Sobre Jefferson e Milícias: Um falastrão não merece resposta

“Hoje, se puxarmos o fio condutor veremos que a figura que sempre se expõem de forma irresponsável causa danos a democracia e demonstra sem pudor que é capaz de qualquer pastelão para ter espaço no imaginário popular.”

Por Fernando Neto 

A política é um mundo à parte, seus bastidores acontecem fatos e histórias ou estórias que deixaria perplexo o melhor leitor de Aghata Christie. Nem sempre as histórias são reproduzidas fidedignamente aos fatos ocorridos, para ser honesto quase nada é fidedigno entre figuras que almejam o elixir da vida (poder).
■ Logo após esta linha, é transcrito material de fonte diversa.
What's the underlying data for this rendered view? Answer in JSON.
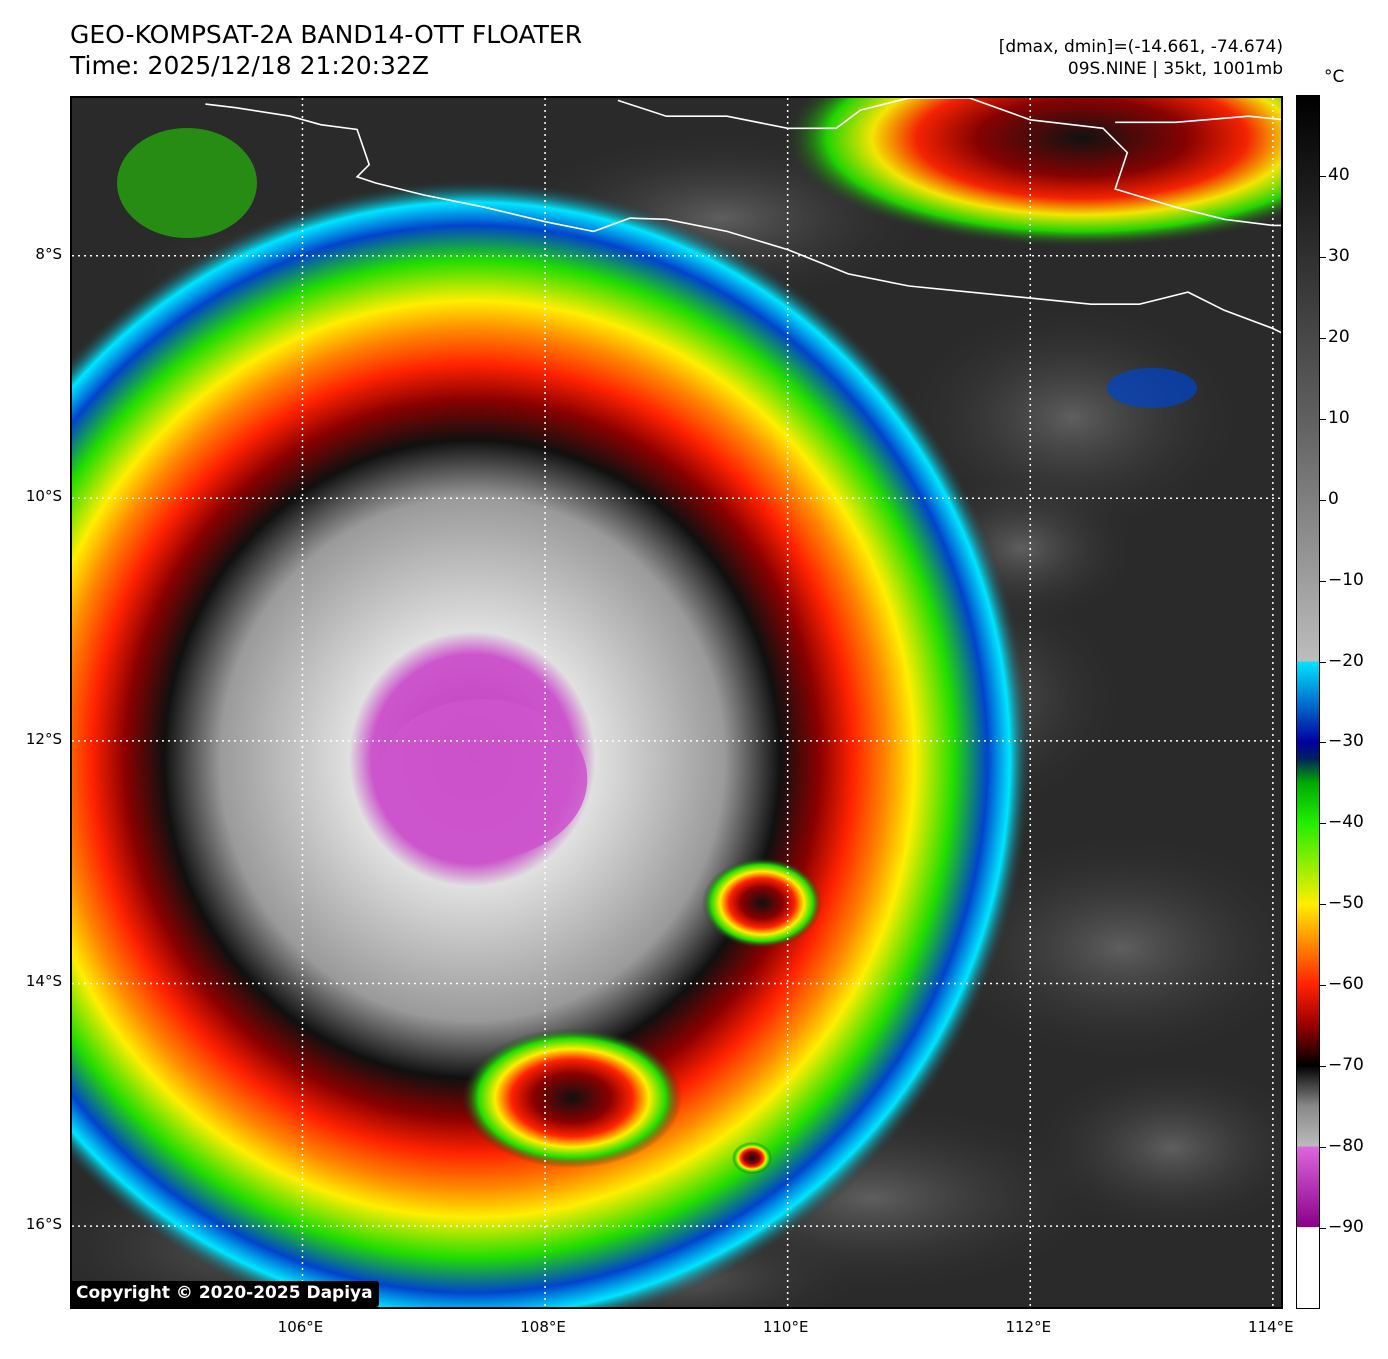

Não é diferente no Brasil, não é diferente no nosso quintal, histórias sobre o período da colonização ainda se descobre até hoje, assim como as dúvidas e os mistérios da proclamação da República, os fatos entorno do suicídio de Getúlio Vargas, a cassada contra Juscelino Kubschek, o golpe de 64, as torturas e mortes que ocorreram durante a ditadura militar, os segredos do pacto pela redemocratização, impeachment do Collor, o mensalão durante o governo Lula.

Neste último caso são tantas controvérsias processuais, informações, versões, capas de jornais, só o tempo cura, absolve e reposiciona todas as coisas, mas nem sempre o tempo é amigo, pelo contrário, o tempo é ingrato, alguns tem a sorte de serem absolvidos em vida, alguns passam a vida inteira lutando e não recuperam o tempo perdido.

Exemplo disso é o ilustre Deputado Ibsen Pinheiro, acusado de corrupção e cassado em 1994, era Presidente da Câmara, anos depois absolvido, demonstrado que ele não era culpado, pelo contrário, hoje porém a sociedade não faz a mínima ideia de quem seja, ficou na memória como mais um, e sofreu com perseguição, julgamentos populares e da imprensa, jamais terá sua biografia resgatada, morreu vítima do tempo e de sua insignificância.

O mais polêmico e controverso personagem da história recente da nossa democracia é José Dirceu, este luta incansavelmente contra o tempo e contra o julgamento sumário, desde sempre o “Zé” lutou por julgamentos justos e a altura de seus feitos, desde a ditadura militar quando foi preso e encarcerado sem julgamento por ato direto da política e do comando militar até o mensalão, acusado de chefe de quadrilha, depois absolvido pelo próprio Supremo por formação de quadrilha o condenando por corrupção, assim como fez a Câmara dos Deputados quando julgou seu mandato e o cassou, porém a mesma casa condenou Roberto Jefferson por não conseguir provar a corrupção que cunhou como um brilhante golpe de publicidade acertado, e também foi condenado pelo supremo pela corrupção que assumiu ter cometido e por não ter comprovado a corrupção que denunciou aos jornais.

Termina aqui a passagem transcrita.